• Why Jerome Powell is the 'boring' choice for Fed chair, but the best for stock market

    2 Nov 2017 | Economic News

Jerome Powell's Fed could be very different than Janet Yellen's, but the Fed governor is expected to steer monetary policy much as she did but jump into deregulation in a way she would not.

Powell is expected to be nominated to head the Federal Reserve by President Donald Trump on Thursday as the successor to Yellen when her term ends in February. A lawyer and former undersecretary of the Treasury, he is considered a solid choice, and while not an economist, he is experienced at the Fed, having been appointed a governor in 2012.

Repeatedly described as boring by Wall Streeters, compared with economist John Taylor or former Fed Governor Kevin Warsh, Powell is expected to stay on a similar policy course as Yellen but could be proactive in dropping some regulations on the financial sector.

"He's boring, but he's to the point," said Ward McCarthy, chief financial economist at Jefferies. "You don't listen to him and scratch your head and wonder what he just said."

"I think he's a good candidate," McCarthy said. "His strength, I think, is really more in regulation and he has some great experience on that front, dating back to when he worked with Warren Buffett to try to prevent problems at Salomon Brothers from becoming systemic ... so he's very knowledgeable about financial markets and had a successful career at Carlyle Group."

The downside is that his experience is more on the market regulatory side than on monetary policy, McCarthy said. But to some in the markets, that could be a refreshing change — and a boost to financial stocks. Yellen stood by the reforms made since the 2008 financial crisis and had publicly cautioned against loosening regulation.

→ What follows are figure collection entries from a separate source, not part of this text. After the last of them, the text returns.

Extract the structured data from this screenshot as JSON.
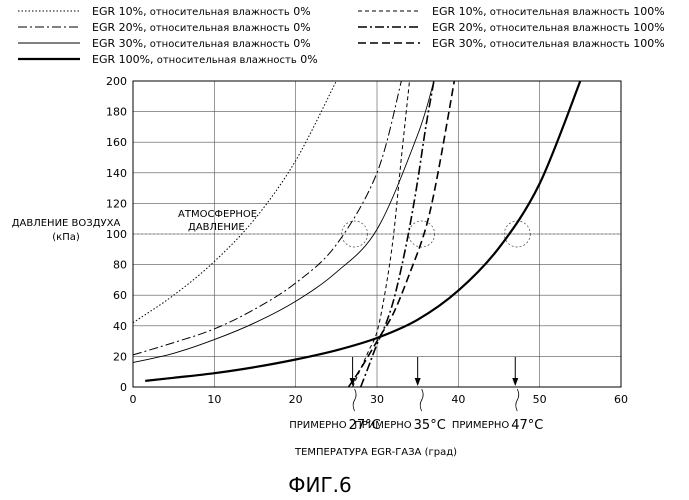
{
  "chart_data": {
    "type": "line",
    "title": "",
    "figure_caption": "ФИГ.6",
    "xlabel": "ТЕМПЕРАТУРА EGR-ГАЗА (град)",
    "ylabel_line1": "ДАВЛЕНИЕ ВОЗДУХА",
    "ylabel_line2": "(кПа)",
    "xlim": [
      0,
      60
    ],
    "ylim": [
      0,
      200
    ],
    "xticks": [
      0,
      10,
      20,
      30,
      40,
      50,
      60
    ],
    "yticks": [
      0,
      20,
      40,
      60,
      80,
      100,
      120,
      140,
      160,
      180,
      200
    ],
    "grid": true,
    "legend_position": "top",
    "annotations": {
      "atmospheric_line1": "АТМОСФЕРНОЕ",
      "atmospheric_line2": "ДАВЛЕНИЕ",
      "atmospheric_pressure": 100,
      "approx_word": "ПРИМЕРНО",
      "markers": [
        {
          "x": 27,
          "label": "27°C"
        },
        {
          "x": 35,
          "label": "35°C"
        },
        {
          "x": 47,
          "label": "47°C"
        }
      ]
    },
    "series": [
      {
        "name": "EGR 10%, относительная влажность 0%",
        "x": [
          0,
          5,
          10,
          15,
          20,
          25
        ],
        "y": [
          42,
          60,
          82,
          110,
          148,
          200
        ]
      },
      {
        "name": "EGR 20%, относительная влажность 0%",
        "x": [
          0,
          5,
          10,
          15,
          20,
          25,
          30,
          33
        ],
        "y": [
          21,
          29,
          38,
          51,
          68,
          93,
          140,
          200
        ]
      },
      {
        "name": "EGR 30%, относительная влажность 0%",
        "x": [
          0,
          5,
          10,
          15,
          20,
          25,
          30,
          35,
          37
        ],
        "y": [
          16,
          22,
          31,
          42,
          56,
          75,
          103,
          165,
          200
        ]
      },
      {
        "name": "EGR 100%, относительная влажность 0%",
        "x": [
          1.5,
          5,
          10,
          15,
          20,
          25,
          30,
          35,
          40,
          45,
          50,
          55
        ],
        "y": [
          4,
          6,
          9,
          13,
          18,
          24,
          32,
          44,
          63,
          91,
          133,
          200
        ]
      },
      {
        "name": "EGR 10%, относительная влажность 100%",
        "x": [
          27,
          28,
          29,
          30,
          31,
          32,
          33,
          34
        ],
        "y": [
          0,
          12,
          24,
          36,
          62,
          98,
          150,
          200
        ]
      },
      {
        "name": "EGR 20%, относительная влажность 100%",
        "x": [
          28,
          29,
          30,
          31,
          32,
          33,
          34,
          35,
          36,
          37
        ],
        "y": [
          0,
          14,
          28,
          40,
          56,
          78,
          104,
          135,
          170,
          200
        ]
      },
      {
        "name": "EGR 30%, относительная влажность 100%",
        "x": [
          26.5,
          28,
          30,
          32,
          34,
          36,
          37.5,
          39.5
        ],
        "y": [
          0,
          12,
          30,
          48,
          74,
          104,
          140,
          200
        ]
      }
    ],
    "legend_left": [
      {
        "prefix": "EGR 10%,",
        "suffix": " относительная влажность",
        "pct": " 0%"
      },
      {
        "prefix": "EGR 20%,",
        "suffix": " относительная влажность",
        "pct": " 0%"
      },
      {
        "prefix": "EGR 30%,",
        "suffix": " относительная влажность",
        "pct": " 0%"
      },
      {
        "prefix": "EGR 100%,",
        "suffix": " относительная влажность",
        "pct": " 0%"
      }
    ],
    "legend_right": [
      {
        "prefix": "EGR 10%,",
        "suffix": " относительная влажность",
        "pct": " 100%"
      },
      {
        "prefix": "EGR 20%,",
        "suffix": " относительная влажность",
        "pct": " 100%"
      },
      {
        "prefix": "EGR 30%,",
        "suffix": " относительная влажность",
        "pct": " 100%"
      }
    ]
  }
}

Analysts say the stock market should like Powell, and Treasury yields were more subdued after it became clear that Taylor or Warsh were not going to be named chair. In the stock market, "they see it as continuity, and the stock market is planning on low rates for long or even forever," said Diane Swonk, CEO of DS Economics. "I think that may be misplaced because of the economic conditions, and I actually think we're going to get four hikes next year."